The Special Adviser to President Bola Tinubu on Energy, Mrs Olu Verheijen, says Presidential Directives 41 and 42 have emerged as the most transformative policy tools reshaping Nigeria’s oil and gas investment landscape in more than a decade, by helping eliminate bottlenecks.

Mrs Verheijen made this assertion while speaking at the Practical Nigerian Content Forum 2025, noting that the directives issued by her principal in May 2025, are specifically designed to eliminate rent-seeking, slash project timelines, reduce contracting costs, and restore investor confidence in the Nigerian upstream sector.

“These directives are not just policy documents; they are enforceable commitments to make Nigeria competitive again,” she declared.

She noted that before the directives were issued, Nigeria faced chronic delays in contracting cycles, which discouraged capital inflows and stalled major upstream projects.

“For years, investment stagnated because our processes were too slow and too expensive. Presidential Directives 41 and 42 are removing those bottlenecks once and for all,” she said.

According to her, the directives have already begun to shift investor sentiment, unlocking billions of dollars in new commitments from international oil companies.

“We are seeing unprecedented investment inflows. Shell, Chevron and others are returning with confidence because they can now see credible timelines and competitive project economics,” Verheijen said.

Speaking on the link between streamlined contracting and local content development, she stressed that the directives were crafted to reinforce, not weaken, Nigerian participation.

“Local content is not an obstacle; it is a catalyst. It helps us meet national objectives, contain costs, and deliver projects faster when applied correctly,” she explained.

Mrs Verheijen highlighted that the directives complement the government’s data-driven approach to refining local content requirements while ensuring Nigerian talent and enterprises remain central to new investments.

“Our goal is to empower Nigerian companies with opportunities that are commercially sound and globally competitive,” she said.

She pointed to the current spike in industry activity, over 60 active drilling rigs, as evidence that the directives are driving real operational change.

“We have moved from rhetoric to results. These directives have triggered a new cycle of upstream development,” she said.

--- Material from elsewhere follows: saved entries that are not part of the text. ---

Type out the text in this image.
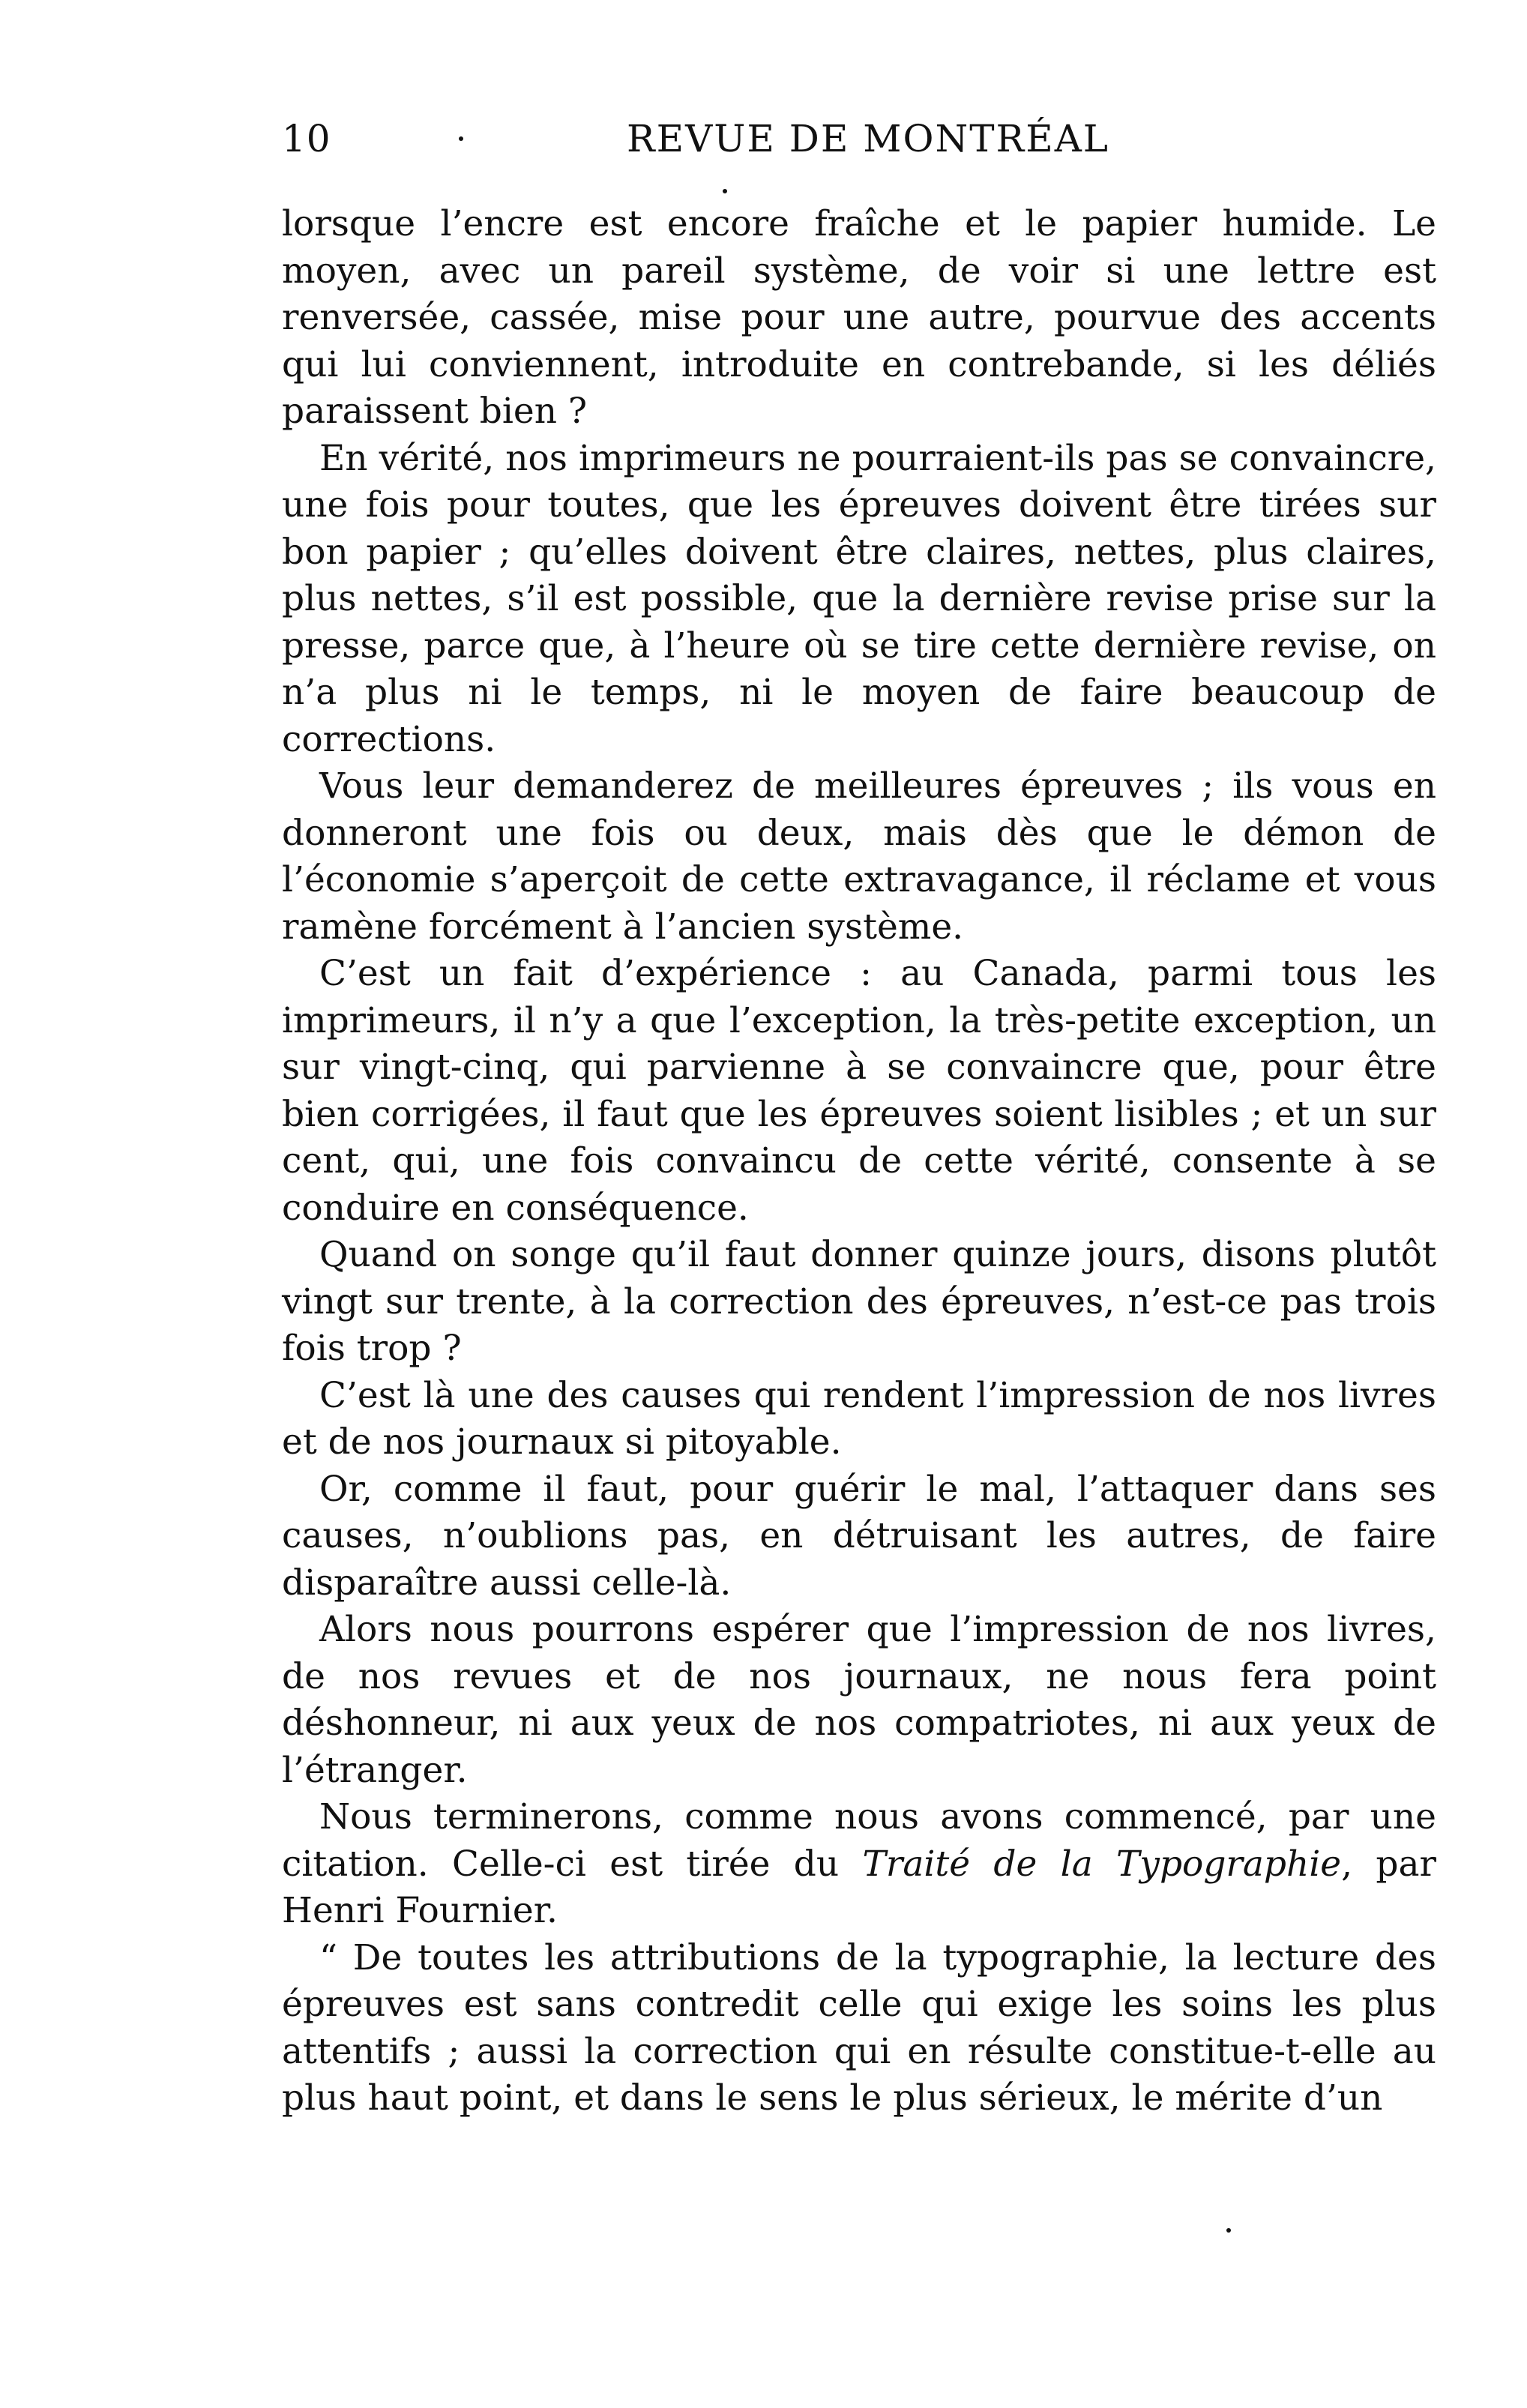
10	REVUE DE MONTRÉAL

lorsque l’encre est encore fraîche et le papier humide. Le moyen, avec un pareil système, de voir si une lettre est renversée, cassée, mise pour une autre, pourvue des accents qui lui conviennent, introduite en contrebande, si les déliés paraissent bien ?

En vérité, nos imprimeurs ne pourraient-ils pas se convaincre, une fois pour toutes, que les épreuves doivent être tirées sur bon papier ; qu’elles doivent être claires, nettes, plus claires, plus nettes, s’il est possible, que la dernière revise prise sur la presse, parce que, à l’heure où se tire cette dernière revise, on n’a plus ni le temps, ni le moyen de faire beaucoup de corrections.

Vous leur demanderez de meilleures épreuves ; ils vous en donneront une fois ou deux, mais dès que le démon de l’économie s’aperçoit de cette extravagance, il réclame et vous ramène forcément à l’ancien système.

C’est un fait d’expérience : au Canada, parmi tous les imprimeurs, il n’y a que l’exception, la très-petite exception, un sur vingt-cinq, qui parvienne à se convaincre que, pour être bien corrigées, il faut que les épreuves soient lisibles ; et un sur cent, qui, une fois convaincu de cette vérité, consente à se conduire en conséquence.

Quand on songe qu’il faut donner quinze jours, disons plutôt vingt sur trente, à la correction des épreuves, n’est-ce pas trois fois trop ?

C’est là une des causes qui rendent l’impression de nos livres et de nos journaux si pitoyable.

Or, comme il faut, pour guérir le mal, l’attaquer dans ses causes, n’oublions pas, en détruisant les autres, de faire disparaître aussi celle-là.

Alors nous pourrons espérer que l’impression de nos livres, de nos revues et de nos journaux, ne nous fera point déshonneur, ni aux yeux de nos compatriotes, ni aux yeux de l’étranger.

Nous terminerons, comme nous avons commencé, par une citation. Celle-ci est tirée du Traité de la Typographie, par Henri Fournier.

“ De toutes les attributions de la typographie, la lecture des épreuves est sans contredit celle qui exige les soins les plus attentifs ; aussi la correction qui en résulte constitue-t-elle au plus haut point, et dans le sens le plus sérieux, le mérite d’un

The energy expert added that the reforms are critical to achieving Nigeria’s production ambition of 3 million barrels of oil and 10 billion standard cubic feet (bscf) of gas per day by 2030.

“To meet these targets, we need speed, efficiency, and collaboration across the value chain. The directives are the foundation for that,” she noted.

She also linked the directives to Nigeria’s broader regional ambitions, including its leadership role in the African Energy Bank.

“With a $100 million facility now launched, we are ensuring that investment translates into jobs, technology transfer, and long-term value for Nigeria,” she said.

Mrs Verheijen concluded by urging the industry to uphold the spirit and letter of the presidential instructions.

“These directives are a collective responsibility. Government, operators, financiers, and host communities must work together to deliver the Nigeria we envision,” she said. “We remain committed to ensuring Nigeria remains Africa’s premier investment destination,” she said.